There is no more dramatic expression of winter’s back being broken than the annual river ice breakup. Fighting against the ever present pressure of flowing water, river ice always exists on the edge. It gives way dramatically at the first sign of weakness. This winter, although it started otherwise, turned out to be another harsh one and enabled the River Raisin ice to reach a thickness in excess of one foot. The river finally broke up last week and, true to form, it was a spectacular event.
First piling up at the Waterloo Bend, the mass of fractured ice eventually jammed up downriver at Hellenberg Park last Saturday. The weekend flow temporarily backed up onto the flats and deposited a field of huge blocks over the grass. The Baseball diamond was populated with a hundred new “base pads.” There would be no spring training on this field until after a week of warm weather permits it. A few Ring-billed Gull outfielders, waiting for their first crack at a fly ball, waded through the puddles.
Out on the river the ice jam filled the channel from shore to shore as it waited out the breaking of the river mouth ice. The jumble of ice blocks created a tortured landscape – an icy version of a construction landfill filled with broken pieces of building concrete. Perhaps the most surprising aspect was the sheer amount of wood in the pile. The winter’s accumulation of mangled branches, tree trunks, and lumber was staggering.

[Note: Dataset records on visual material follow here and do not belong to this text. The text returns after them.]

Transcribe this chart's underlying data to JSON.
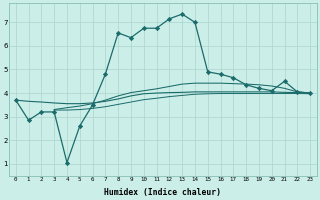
{
  "bg_color": "#cceee8",
  "grid_color": "#aad4cc",
  "line_color": "#1a6b6b",
  "xlabel": "Humidex (Indice chaleur)",
  "xlim": [
    -0.5,
    23.5
  ],
  "ylim": [
    0.5,
    7.8
  ],
  "xticks": [
    0,
    1,
    2,
    3,
    4,
    5,
    6,
    7,
    8,
    9,
    10,
    11,
    12,
    13,
    14,
    15,
    16,
    17,
    18,
    19,
    20,
    21,
    22,
    23
  ],
  "yticks": [
    1,
    2,
    3,
    4,
    5,
    6,
    7
  ],
  "series": [
    {
      "x": [
        0,
        1,
        2,
        3,
        4,
        5,
        6,
        7,
        8,
        9,
        10,
        11,
        12,
        13,
        14,
        15,
        16,
        17,
        18,
        19,
        20,
        21,
        22,
        23
      ],
      "y": [
        3.7,
        2.85,
        3.2,
        3.2,
        1.05,
        2.6,
        3.5,
        4.8,
        6.55,
        6.35,
        6.75,
        6.75,
        7.15,
        7.35,
        7.0,
        4.9,
        4.8,
        4.65,
        4.35,
        4.2,
        4.1,
        4.5,
        4.05,
        4.0
      ],
      "marker": "D",
      "markersize": 2.2,
      "linewidth": 0.9
    },
    {
      "x": [
        0,
        1,
        2,
        3,
        4,
        5,
        6,
        7,
        8,
        9,
        10,
        11,
        12,
        13,
        14,
        15,
        16,
        17,
        18,
        19,
        20,
        21,
        22,
        23
      ],
      "y": [
        3.7,
        3.65,
        3.62,
        3.58,
        3.55,
        3.55,
        3.58,
        3.65,
        3.75,
        3.88,
        3.97,
        4.0,
        4.02,
        4.03,
        4.05,
        4.05,
        4.05,
        4.05,
        4.05,
        4.05,
        4.05,
        4.03,
        4.02,
        4.0
      ],
      "marker": null,
      "linewidth": 0.8
    },
    {
      "x": [
        3,
        4,
        5,
        6,
        7,
        8,
        9,
        10,
        11,
        12,
        13,
        14,
        15,
        16,
        17,
        18,
        19,
        20,
        21,
        22,
        23
      ],
      "y": [
        3.3,
        3.38,
        3.45,
        3.55,
        3.7,
        3.88,
        4.02,
        4.1,
        4.18,
        4.28,
        4.38,
        4.42,
        4.42,
        4.42,
        4.4,
        4.38,
        4.35,
        4.3,
        4.2,
        4.05,
        4.0
      ],
      "marker": null,
      "linewidth": 0.75
    },
    {
      "x": [
        3,
        4,
        5,
        6,
        7,
        8,
        9,
        10,
        11,
        12,
        13,
        14,
        15,
        16,
        17,
        18,
        19,
        20,
        21,
        22,
        23
      ],
      "y": [
        3.28,
        3.28,
        3.3,
        3.35,
        3.42,
        3.52,
        3.62,
        3.72,
        3.78,
        3.85,
        3.9,
        3.95,
        3.97,
        3.98,
        3.98,
        3.98,
        3.98,
        3.98,
        3.98,
        3.98,
        3.97
      ],
      "marker": null,
      "linewidth": 0.7
    }
  ]
}
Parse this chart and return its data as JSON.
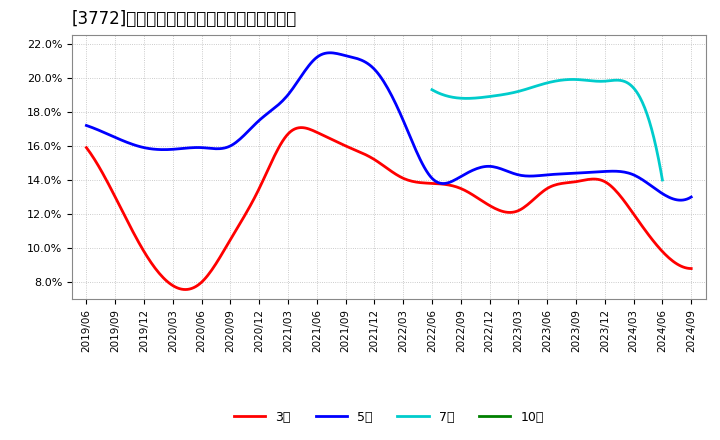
{
  "title": "[3772]　経常利益マージンの標準偏差の推移",
  "x_labels": [
    "2019/06",
    "2019/09",
    "2019/12",
    "2020/03",
    "2020/06",
    "2020/09",
    "2020/12",
    "2021/03",
    "2021/06",
    "2021/09",
    "2021/12",
    "2022/03",
    "2022/06",
    "2022/09",
    "2022/12",
    "2023/03",
    "2023/06",
    "2023/09",
    "2023/12",
    "2024/03",
    "2024/06",
    "2024/09"
  ],
  "series": {
    "3年": {
      "color": "#ff0000",
      "values": [
        15.9,
        13.0,
        9.8,
        7.8,
        8.0,
        10.5,
        13.5,
        16.7,
        16.8,
        16.0,
        15.2,
        14.1,
        13.8,
        13.5,
        12.5,
        12.2,
        13.5,
        13.9,
        13.9,
        12.0,
        9.8,
        8.8
      ]
    },
    "5年": {
      "color": "#0000ff",
      "values": [
        17.2,
        16.5,
        15.9,
        15.8,
        15.9,
        16.0,
        17.5,
        19.0,
        21.2,
        21.3,
        20.5,
        17.5,
        14.1,
        14.2,
        14.8,
        14.3,
        14.3,
        14.4,
        14.5,
        14.3,
        13.2,
        13.0
      ]
    },
    "7年": {
      "color": "#00cccc",
      "values": [
        null,
        null,
        null,
        null,
        null,
        null,
        null,
        null,
        null,
        null,
        null,
        null,
        19.3,
        18.8,
        18.9,
        19.2,
        19.7,
        19.9,
        19.8,
        19.4,
        14.0,
        null
      ]
    },
    "10年": {
      "color": "#008000",
      "values": [
        null,
        null,
        null,
        null,
        null,
        null,
        null,
        null,
        null,
        null,
        null,
        null,
        null,
        null,
        null,
        null,
        null,
        null,
        null,
        null,
        null,
        null
      ]
    }
  },
  "ylim": [
    7.0,
    22.5
  ],
  "yticks": [
    8.0,
    10.0,
    12.0,
    14.0,
    16.0,
    18.0,
    20.0,
    22.0
  ],
  "bg_color": "#ffffff",
  "grid_color": "#aaaaaa",
  "title_fontsize": 12,
  "legend_labels": [
    "3年",
    "5年",
    "7年",
    "10年"
  ],
  "legend_colors": [
    "#ff0000",
    "#0000ff",
    "#00cccc",
    "#008000"
  ]
}
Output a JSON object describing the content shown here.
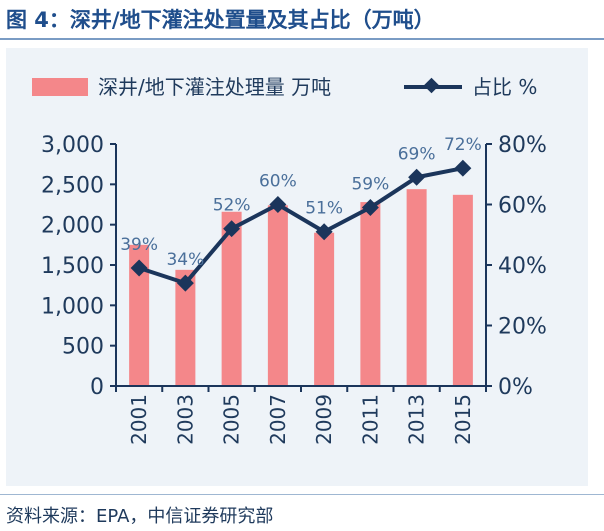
{
  "figure": {
    "title": "图 4：深井/地下灌注处置量及其占比（万吨）",
    "source": "资料来源：EPA，中信证券研究部"
  },
  "colors": {
    "bar": "#f4878a",
    "line": "#1b355b",
    "axis_text": "#1f3a5c",
    "label_text": "#4a6f9a"
  },
  "chart_data": {
    "type": "bar",
    "categories": [
      "2001",
      "2003",
      "2005",
      "2007",
      "2009",
      "2011",
      "2013",
      "2015"
    ],
    "series": [
      {
        "name": "深井/地下灌注处理量 万吨",
        "type": "bar",
        "axis": "left",
        "values": [
          1750,
          1440,
          2160,
          2240,
          1900,
          2280,
          2440,
          2370
        ]
      },
      {
        "name": "占比 %",
        "type": "line",
        "axis": "right",
        "values": [
          39,
          34,
          52,
          60,
          51,
          59,
          69,
          72
        ],
        "labels": [
          "39%",
          "34%",
          "52%",
          "60%",
          "51%",
          "59%",
          "69%",
          "72%"
        ]
      }
    ],
    "y_left": {
      "range": [
        0,
        3000
      ],
      "ticks": [
        0,
        500,
        1000,
        1500,
        2000,
        2500,
        3000
      ],
      "tick_labels": [
        "0",
        "500",
        "1,000",
        "1,500",
        "2,000",
        "2,500",
        "3,000"
      ]
    },
    "y_right": {
      "range": [
        0,
        80
      ],
      "ticks": [
        0,
        20,
        40,
        60,
        80
      ],
      "tick_labels": [
        "0%",
        "20%",
        "40%",
        "60%",
        "80%"
      ]
    },
    "legend_position": "top",
    "grid": false
  }
}
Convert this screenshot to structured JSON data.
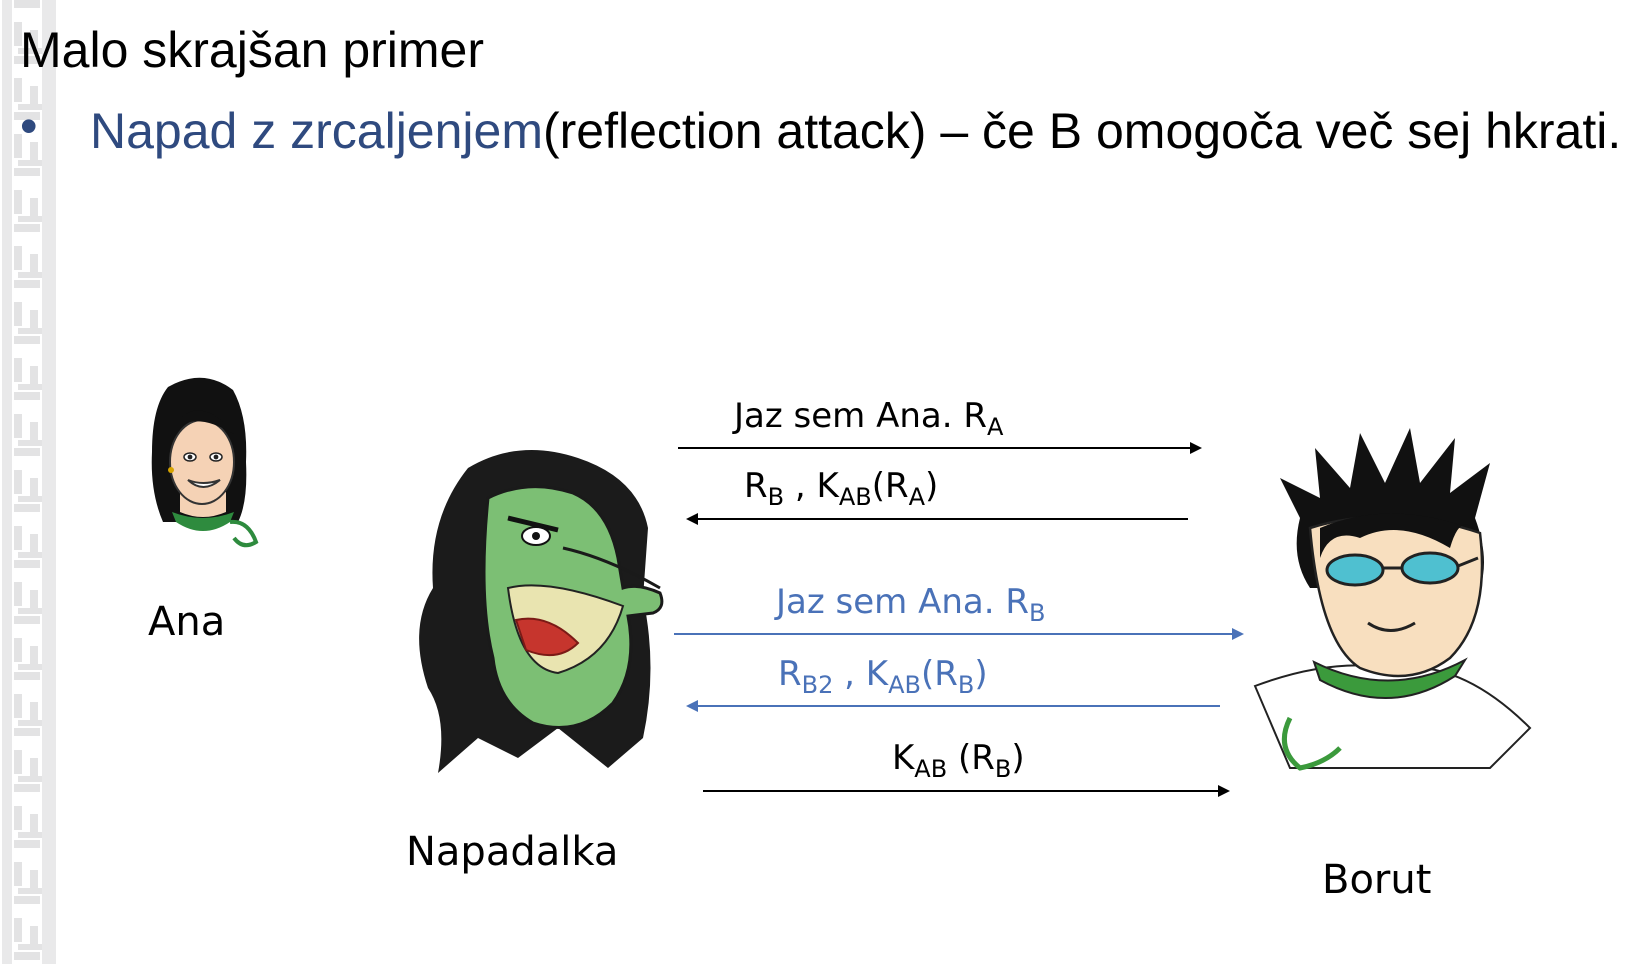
{
  "slide": {
    "title": "Malo skrajšan primer",
    "bullet_mark": "•",
    "highlight": "Napad z zrcaljenjem",
    "text": "(reflection attack) – če B omogoča več sej hkrati."
  },
  "actors": {
    "ana": "Ana",
    "napadalka": "Napadalka",
    "borut": "Borut"
  },
  "messages": [
    {
      "parts": [
        {
          "t": "Jaz sem Ana. R"
        },
        {
          "sub": "A"
        }
      ],
      "direction": "right",
      "color": "#000000"
    },
    {
      "parts": [
        {
          "t": "R"
        },
        {
          "sub": "B"
        },
        {
          "t": " , K"
        },
        {
          "sub": "AB"
        },
        {
          "t": "(R"
        },
        {
          "sub": "A"
        },
        {
          "t": ")"
        }
      ],
      "direction": "left",
      "color": "#000000"
    },
    {
      "parts": [
        {
          "t": "Jaz sem Ana. R"
        },
        {
          "sub": "B"
        }
      ],
      "direction": "right",
      "color": "#4a72b8"
    },
    {
      "parts": [
        {
          "t": "R"
        },
        {
          "sub": "B2"
        },
        {
          "t": " , K"
        },
        {
          "sub": "AB"
        },
        {
          "t": "(R"
        },
        {
          "sub": "B"
        },
        {
          "t": ")"
        }
      ],
      "direction": "left",
      "color": "#4a72b8"
    },
    {
      "parts": [
        {
          "t": "K"
        },
        {
          "sub": "AB"
        },
        {
          "t": " (R"
        },
        {
          "sub": "B"
        },
        {
          "t": ")"
        }
      ],
      "direction": "right",
      "color": "#000000"
    }
  ]
}
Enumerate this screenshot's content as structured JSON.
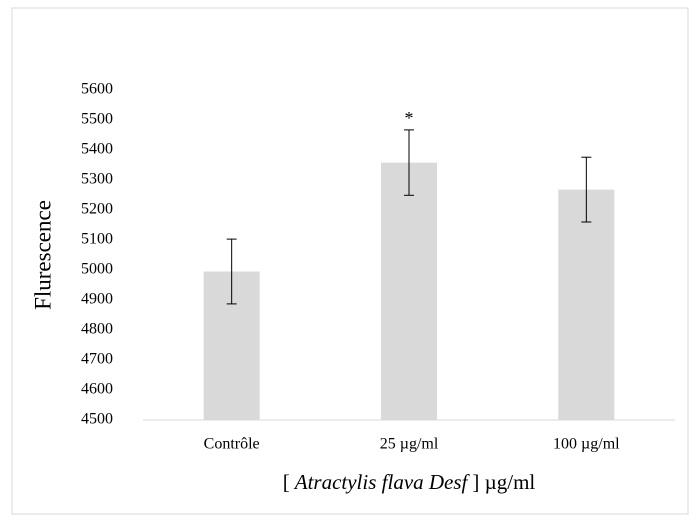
{
  "chart_data": {
    "type": "bar",
    "y_label": "Flurescence",
    "x_label": {
      "prefix": "[",
      "italic": "Atractylis flava Desf",
      "suffix": "] µg/ml"
    },
    "categories": [
      "Contrôle",
      "25 µg/ml",
      "100 µg/ml"
    ],
    "values": [
      4995,
      5358,
      5268
    ],
    "errors": [
      108,
      109,
      108
    ],
    "annotations": [
      null,
      "*",
      null
    ],
    "color": "#d9d9d9",
    "ylim": [
      4500,
      5600
    ],
    "yticks": [
      4500,
      4600,
      4700,
      4800,
      4900,
      5000,
      5100,
      5200,
      5300,
      5400,
      5500,
      5600
    ],
    "grid": false
  }
}
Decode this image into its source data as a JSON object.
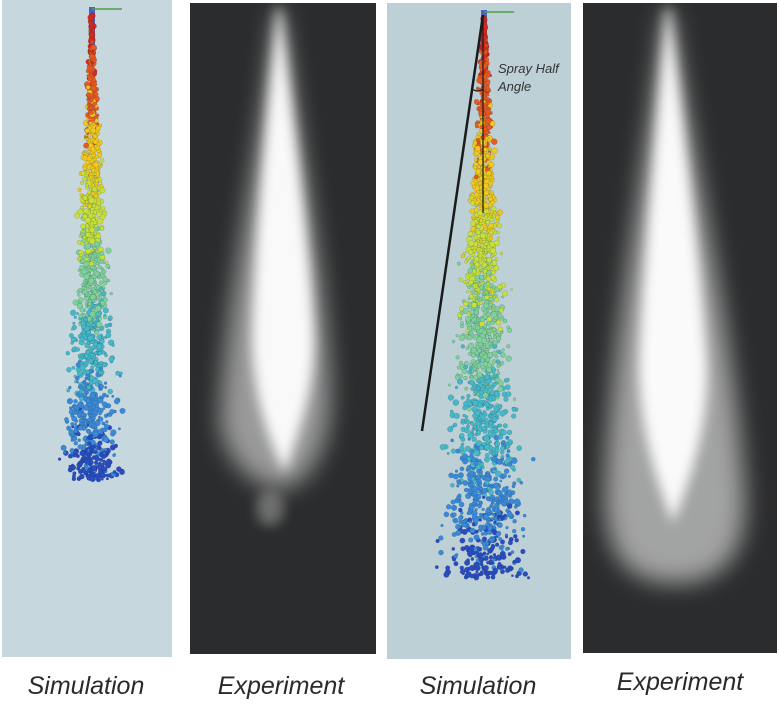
{
  "captions": [
    "Simulation",
    "Experiment",
    "Simulation",
    "Experiment"
  ],
  "annotation": {
    "line1": "Spray Half",
    "line2": "Angle"
  },
  "colors": {
    "sim_background": "#c6d8de",
    "exp_background": "#2b2c2d",
    "droplet_palette": [
      "#d42a1f",
      "#e85a20",
      "#f0c81e",
      "#c8e03a",
      "#7fd09a",
      "#46b8c8",
      "#3a8ad8",
      "#2a4cc0"
    ]
  }
}
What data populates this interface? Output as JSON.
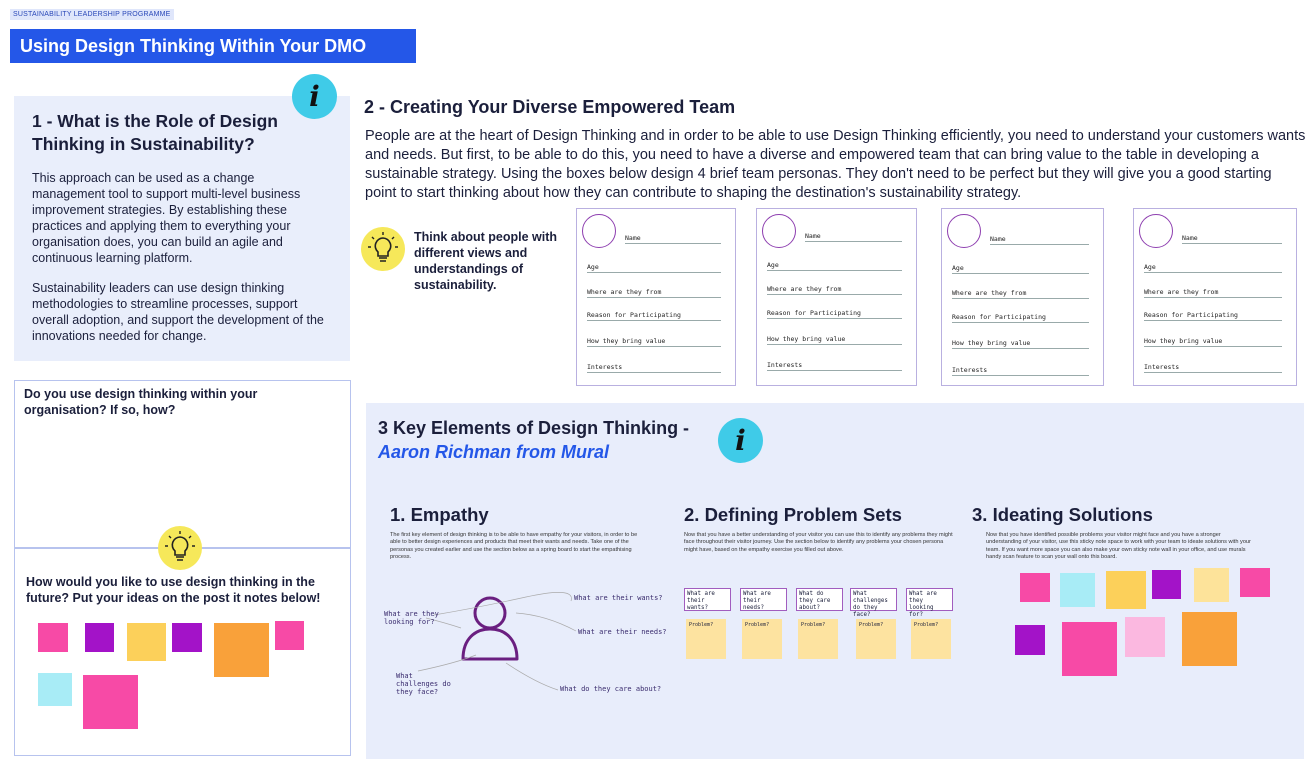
{
  "programme_tag": "SUSTAINABILITY LEADERSHIP PROGRAMME",
  "page_title": "Using Design Thinking Within Your DMO",
  "info_glyph": "i",
  "section1": {
    "title": "1 - What is the Role of Design Thinking in Sustainability?",
    "para1": "This approach can be used as a change management tool to support multi-level business improvement strategies. By establishing these practices and applying them to everything your organisation does, you can build an agile and continuous learning platform.",
    "para2": "Sustainability leaders can use design thinking methodologies to streamline processes, support overall adoption, and support the development of the innovations needed for change."
  },
  "question1": "Do you use design thinking within your organisation? If so, how?",
  "question2": "How would you like to use design thinking in the future? Put your ideas on the post it notes below!",
  "section2": {
    "title": "2 - Creating Your Diverse Empowered Team",
    "body": "People are at the heart of Design Thinking and in order to be able to use Design Thinking efficiently, you need to understand your customers wants and needs. But first, to be able to do this, you need to have a diverse and empowered team that can bring value to the table in developing a sustainable strategy. Using the boxes below design 4 brief team personas. They don't need to be perfect but they will give you a good starting point to start thinking about how they can contribute to shaping the destination's sustainability strategy.",
    "think_prompt": "Think about people with different views and understandings of sustainability."
  },
  "persona_fields": {
    "name": "Name",
    "age": "Age",
    "where": "Where are they from",
    "reason": "Reason for Participating",
    "value": "How they bring value",
    "interests": "Interests"
  },
  "section3": {
    "title": "3 Key Elements of Design Thinking -",
    "subtitle": "Aaron Richman from Mural",
    "empathy": {
      "title": "1. Empathy",
      "text": "The first key element of design thinking is to be able to have empathy for your visitors, in order to be able to better design experiences and products that meet their wants and needs. Take one of the personas you created earlier and use the section below as a spring board to start the empathising process.",
      "labels": [
        "What are they looking for?",
        "What are their wants?",
        "What are their needs?",
        "What challenges do they face?",
        "What do they care about?"
      ]
    },
    "problems": {
      "title": "2. Defining Problem Sets",
      "text": "Now that you have a better understanding of your visitor you can use this to identify any problems they might face throughout their visitor journey. Use the section below to identify any problems your chosen persona might have, based on the empathy exercise you filled out above.",
      "headers": [
        "What are their wants?",
        "What are their needs?",
        "What do they care about?",
        "What challenges do they face?",
        "What are they looking for?"
      ],
      "note_label": "Problem?"
    },
    "ideating": {
      "title": "3. Ideating Solutions",
      "text": "Now that you have identified possible problems your visitor might face and you have a stronger understanding of your visitor, use this sticky note space to work with your team to ideate solutions with your team. If you want more space you can also make your own sticky note wall in your office, and use murals handy scan feature to scan your wall onto this board."
    }
  },
  "colors": {
    "brand_blue": "#2457e8",
    "panel_blue": "#e9eefb",
    "info_cyan": "#3fcbe8",
    "bulb_yellow": "#f6e85a",
    "sticky_pink": "#f74aa6",
    "sticky_purple": "#a313c8",
    "sticky_yellow": "#fcd05a",
    "sticky_orange": "#f9a13a",
    "sticky_cyan": "#a8ecf6",
    "sticky_lightyellow": "#fde39a",
    "sticky_lightpink": "#fbb8e0"
  },
  "icons": [
    "info-icon",
    "lightbulb-icon",
    "persona-avatar-icon",
    "person-outline-icon"
  ]
}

Several robins and a flock of Grackles hopped among the branches in the ice field. They seemed to find assorted “goodies” amid the chaos, although one can only imagine what they were. If indeed Robins were a true sign of spring, I would title the photograph below as “Dual Signs of Spring – Red-breast riding the Breakup.” Unfortunately, because this particular robin was probably one of the regular winter residents it would be wrong to assume he was a recent arrival. I’m not afraid of being wrong, however, so I’ll put the picture up anyway.
The whole scene got me to thinking about the ice age. Much of our landscape was created by continental glaciers grinding their way across the continent, collecting boulders, rocks and soil along the way, and depositing them hundreds of miles away. Each chunk of river ice was a mini glacier of sorts – it is far from pure. Large rocks, and even some boulders, were embedded in their matrix. Buckets of soil, trapped within the layers of accumulated freezing, were being transported from their origin some 50 miles away. On small scale, the melting edge of each block could be mistaken for the leading edge of a glacier. I was hoping to find a tiny mammoth melting out of one of the chunks, but was disappointed.
The final stages of the breakup were starting as I observed the scene. Every so often the whole mass crept forward – robins, timber, rocks, and all. A dull rumbling, accompanied by tinkling ice cube notes, filled the air. It would come to a grinding halt after a few minutes.
Sometime over the course of that evening, the whole dam thing flushed out into Lake Erie. I’m sure it made an impressive sight and sound but I wasn’t there to hear it, (you know what they say about “if a tree falls in the forest and no one is around to hear it does it make a sound?”). Regardless of the lack of witnesses, the river was ice free and flowing freely in the following dawn’s light. Spring had arrived on the fractured back of a river.